4. Corporations – A corporation is a legal entity owned by shareholders. The corporation itself, not the shareholders, are held legally liable for the actions and debts the corporation incurs. Other parties that make up a corporation include officers, directors, and employees. A corporation can buy and sell property, enter into contracts, and be sued in its own name. Formation of a corporation requires strict adherence to the specific guidelines required by state statutes. The shareholders of a corporation are generally not responsible for the debts of the corporation. There are four different types of corporations including C Corporations, S Corporations, Professional and Non-Profit Corporations.
- C Corporations: A traditional corporation is referred to as a C Corporation. A C Corporation has a business structure that is created as a separate, distinct legal entity from its owners. Advantages of a C corporation aside from the limited liability for owners include: tax benefits and the ability to raise capital and attract investors. However, they may be subject to double taxation.
- S Corporation: A S Corporation is a corporation structured in a manner as to provide a pass-through entity for tax purposes. Pass through refers to manner in which the corporation’s income or losses "pass through" to the individual shareholders tax returns. However the S corporation still maintains the same limited liability of traditional corporations.
- Professional Corporation: A professional corporation is a corporation that certain groups of professionals can form. These types of professionals include accountants, engineers, lawyers, physicians, and other health care professionals. However, the list of professionals that can form professional corporations vary from state to state.
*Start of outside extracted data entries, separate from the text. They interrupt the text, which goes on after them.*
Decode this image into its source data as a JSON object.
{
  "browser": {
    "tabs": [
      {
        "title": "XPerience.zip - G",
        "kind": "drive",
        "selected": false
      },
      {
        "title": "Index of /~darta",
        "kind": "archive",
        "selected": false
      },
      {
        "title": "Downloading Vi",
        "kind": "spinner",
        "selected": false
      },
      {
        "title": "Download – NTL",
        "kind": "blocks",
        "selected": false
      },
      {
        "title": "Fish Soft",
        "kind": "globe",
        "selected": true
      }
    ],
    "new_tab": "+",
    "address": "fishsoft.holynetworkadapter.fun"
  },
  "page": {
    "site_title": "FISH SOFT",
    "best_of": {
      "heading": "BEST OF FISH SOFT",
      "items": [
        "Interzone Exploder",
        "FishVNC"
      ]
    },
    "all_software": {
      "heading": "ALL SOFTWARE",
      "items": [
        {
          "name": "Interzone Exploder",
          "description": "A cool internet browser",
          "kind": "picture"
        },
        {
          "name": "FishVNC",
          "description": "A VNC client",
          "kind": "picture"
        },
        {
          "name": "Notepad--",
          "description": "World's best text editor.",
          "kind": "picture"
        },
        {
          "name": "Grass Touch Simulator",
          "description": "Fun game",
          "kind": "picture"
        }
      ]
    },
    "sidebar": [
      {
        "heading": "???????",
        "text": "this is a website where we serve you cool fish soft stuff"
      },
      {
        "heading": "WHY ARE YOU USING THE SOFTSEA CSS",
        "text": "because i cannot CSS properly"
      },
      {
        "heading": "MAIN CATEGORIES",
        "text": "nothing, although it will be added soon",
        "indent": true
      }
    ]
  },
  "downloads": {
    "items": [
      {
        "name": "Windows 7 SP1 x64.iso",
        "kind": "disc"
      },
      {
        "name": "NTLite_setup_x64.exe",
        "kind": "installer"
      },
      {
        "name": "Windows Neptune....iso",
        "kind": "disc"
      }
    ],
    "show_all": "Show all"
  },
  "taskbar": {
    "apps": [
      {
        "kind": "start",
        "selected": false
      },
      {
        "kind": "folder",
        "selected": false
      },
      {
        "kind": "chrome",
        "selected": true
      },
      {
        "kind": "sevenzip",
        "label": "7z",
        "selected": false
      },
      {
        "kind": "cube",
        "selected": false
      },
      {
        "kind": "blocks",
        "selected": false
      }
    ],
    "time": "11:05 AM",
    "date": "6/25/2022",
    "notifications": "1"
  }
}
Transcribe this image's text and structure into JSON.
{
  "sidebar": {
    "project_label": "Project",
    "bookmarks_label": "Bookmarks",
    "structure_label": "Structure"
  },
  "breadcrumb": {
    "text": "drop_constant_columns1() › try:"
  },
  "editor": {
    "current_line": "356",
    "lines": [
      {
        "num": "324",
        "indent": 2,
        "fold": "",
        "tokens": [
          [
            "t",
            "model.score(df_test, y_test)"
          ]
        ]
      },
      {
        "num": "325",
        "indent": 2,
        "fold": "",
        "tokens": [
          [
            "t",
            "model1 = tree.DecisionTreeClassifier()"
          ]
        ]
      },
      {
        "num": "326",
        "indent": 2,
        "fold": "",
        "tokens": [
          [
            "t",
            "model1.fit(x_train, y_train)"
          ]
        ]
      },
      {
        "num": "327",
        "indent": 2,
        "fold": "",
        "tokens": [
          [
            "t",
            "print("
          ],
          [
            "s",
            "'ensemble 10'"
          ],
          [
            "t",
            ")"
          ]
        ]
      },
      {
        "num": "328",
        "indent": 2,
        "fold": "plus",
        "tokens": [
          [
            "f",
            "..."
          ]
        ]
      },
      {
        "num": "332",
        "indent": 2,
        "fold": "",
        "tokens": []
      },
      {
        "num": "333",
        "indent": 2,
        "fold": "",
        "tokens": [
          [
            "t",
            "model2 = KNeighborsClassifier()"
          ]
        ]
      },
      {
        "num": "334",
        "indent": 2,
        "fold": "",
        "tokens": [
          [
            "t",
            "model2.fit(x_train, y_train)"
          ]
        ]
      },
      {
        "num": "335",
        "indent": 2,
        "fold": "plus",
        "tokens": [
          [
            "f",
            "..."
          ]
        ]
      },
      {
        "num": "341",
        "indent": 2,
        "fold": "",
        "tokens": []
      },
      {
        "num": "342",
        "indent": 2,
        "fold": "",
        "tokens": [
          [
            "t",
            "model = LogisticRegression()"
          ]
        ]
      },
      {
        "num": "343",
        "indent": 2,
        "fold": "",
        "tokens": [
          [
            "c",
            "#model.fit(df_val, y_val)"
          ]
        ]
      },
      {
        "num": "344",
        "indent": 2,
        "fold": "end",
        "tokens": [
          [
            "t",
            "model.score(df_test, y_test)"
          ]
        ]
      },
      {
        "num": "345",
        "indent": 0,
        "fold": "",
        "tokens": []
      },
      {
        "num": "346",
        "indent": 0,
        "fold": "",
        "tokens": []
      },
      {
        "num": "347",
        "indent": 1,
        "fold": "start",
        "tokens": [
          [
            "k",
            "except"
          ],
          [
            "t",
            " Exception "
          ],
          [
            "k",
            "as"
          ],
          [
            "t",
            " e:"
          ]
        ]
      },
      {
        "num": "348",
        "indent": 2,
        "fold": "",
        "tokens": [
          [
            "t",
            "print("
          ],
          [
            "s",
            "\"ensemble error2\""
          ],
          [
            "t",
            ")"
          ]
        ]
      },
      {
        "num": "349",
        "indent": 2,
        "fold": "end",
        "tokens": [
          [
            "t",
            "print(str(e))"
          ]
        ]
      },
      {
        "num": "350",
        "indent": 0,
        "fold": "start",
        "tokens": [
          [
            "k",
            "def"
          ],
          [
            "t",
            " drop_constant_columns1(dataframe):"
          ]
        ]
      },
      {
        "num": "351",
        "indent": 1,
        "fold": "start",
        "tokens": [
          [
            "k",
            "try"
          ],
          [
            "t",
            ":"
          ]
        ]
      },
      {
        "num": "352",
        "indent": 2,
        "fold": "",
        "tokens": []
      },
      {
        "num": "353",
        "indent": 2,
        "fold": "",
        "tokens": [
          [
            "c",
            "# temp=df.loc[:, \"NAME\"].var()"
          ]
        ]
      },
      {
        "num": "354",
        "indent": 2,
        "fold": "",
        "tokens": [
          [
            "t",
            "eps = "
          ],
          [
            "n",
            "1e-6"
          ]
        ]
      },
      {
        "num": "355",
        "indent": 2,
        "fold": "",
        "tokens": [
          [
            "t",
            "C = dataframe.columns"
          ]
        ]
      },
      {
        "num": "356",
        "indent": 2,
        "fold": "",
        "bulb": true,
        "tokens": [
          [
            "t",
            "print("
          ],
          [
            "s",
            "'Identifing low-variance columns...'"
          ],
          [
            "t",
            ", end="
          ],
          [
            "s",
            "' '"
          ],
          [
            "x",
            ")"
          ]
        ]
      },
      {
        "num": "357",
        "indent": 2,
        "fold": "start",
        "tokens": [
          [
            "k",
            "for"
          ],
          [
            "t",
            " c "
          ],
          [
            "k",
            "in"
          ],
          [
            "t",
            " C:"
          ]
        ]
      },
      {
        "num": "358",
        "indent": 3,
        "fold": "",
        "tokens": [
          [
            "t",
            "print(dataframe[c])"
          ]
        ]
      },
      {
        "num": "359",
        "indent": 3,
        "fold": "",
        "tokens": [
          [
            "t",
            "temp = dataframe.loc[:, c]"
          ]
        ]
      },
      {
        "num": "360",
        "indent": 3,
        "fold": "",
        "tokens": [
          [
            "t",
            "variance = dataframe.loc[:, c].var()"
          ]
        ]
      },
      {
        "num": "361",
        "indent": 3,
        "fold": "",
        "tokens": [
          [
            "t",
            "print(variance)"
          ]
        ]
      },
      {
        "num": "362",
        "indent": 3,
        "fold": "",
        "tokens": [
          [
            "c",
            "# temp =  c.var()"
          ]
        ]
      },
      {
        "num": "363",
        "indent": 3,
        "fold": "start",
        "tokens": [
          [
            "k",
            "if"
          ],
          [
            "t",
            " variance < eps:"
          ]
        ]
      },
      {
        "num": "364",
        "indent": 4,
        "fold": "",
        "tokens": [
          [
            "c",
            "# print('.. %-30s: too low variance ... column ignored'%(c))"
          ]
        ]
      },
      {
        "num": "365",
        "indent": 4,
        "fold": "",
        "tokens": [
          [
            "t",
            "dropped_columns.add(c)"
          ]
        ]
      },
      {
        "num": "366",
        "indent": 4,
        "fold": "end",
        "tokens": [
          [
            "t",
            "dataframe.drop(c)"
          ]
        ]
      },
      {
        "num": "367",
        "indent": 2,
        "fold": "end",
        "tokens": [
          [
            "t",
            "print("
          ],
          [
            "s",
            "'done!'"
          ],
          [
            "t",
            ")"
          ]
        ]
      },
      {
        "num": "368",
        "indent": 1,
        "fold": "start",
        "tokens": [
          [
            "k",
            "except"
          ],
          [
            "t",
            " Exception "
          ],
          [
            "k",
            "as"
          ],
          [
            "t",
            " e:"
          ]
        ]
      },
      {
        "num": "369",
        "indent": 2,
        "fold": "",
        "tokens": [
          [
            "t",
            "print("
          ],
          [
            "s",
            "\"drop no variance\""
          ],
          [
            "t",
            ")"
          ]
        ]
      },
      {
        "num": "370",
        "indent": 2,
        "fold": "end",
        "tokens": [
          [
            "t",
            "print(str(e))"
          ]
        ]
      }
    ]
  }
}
- Non-Profit Corporation: A non-profit corporation is formed in order to conduct activities and transactions for purposes other than shareholder financial gain. While a nonprofit is permitted to make a profit, the profit must be used to forward the goals of the organization, rather than to provide income for the shareholders.
5. Limited Liability Companies – A limited liability company (LLC) shares the limited liability of a corporation, but is not held to the same strict management requirements of a corporation. Similarities to a corporation include that one can only create an LLC by following state laws. An LLC is generally defined as a business entity somewhere between a corporation and a partnership that consists of one or more persons.
An LLC combines the pass through taxation of a partnership with the limited liability of a corporation. A LLC has managers, members, and sometimes employees. The owners (or members) of the LLC participate in the management of the business. Members, managers and employees are not held personally liable for the debts of the business.
Business organization laws vary from state to state. The type of business you are trying to form also affects what type of business organization you are permitted to form. A business attorney will help you determine what type of business structure is best for your organization.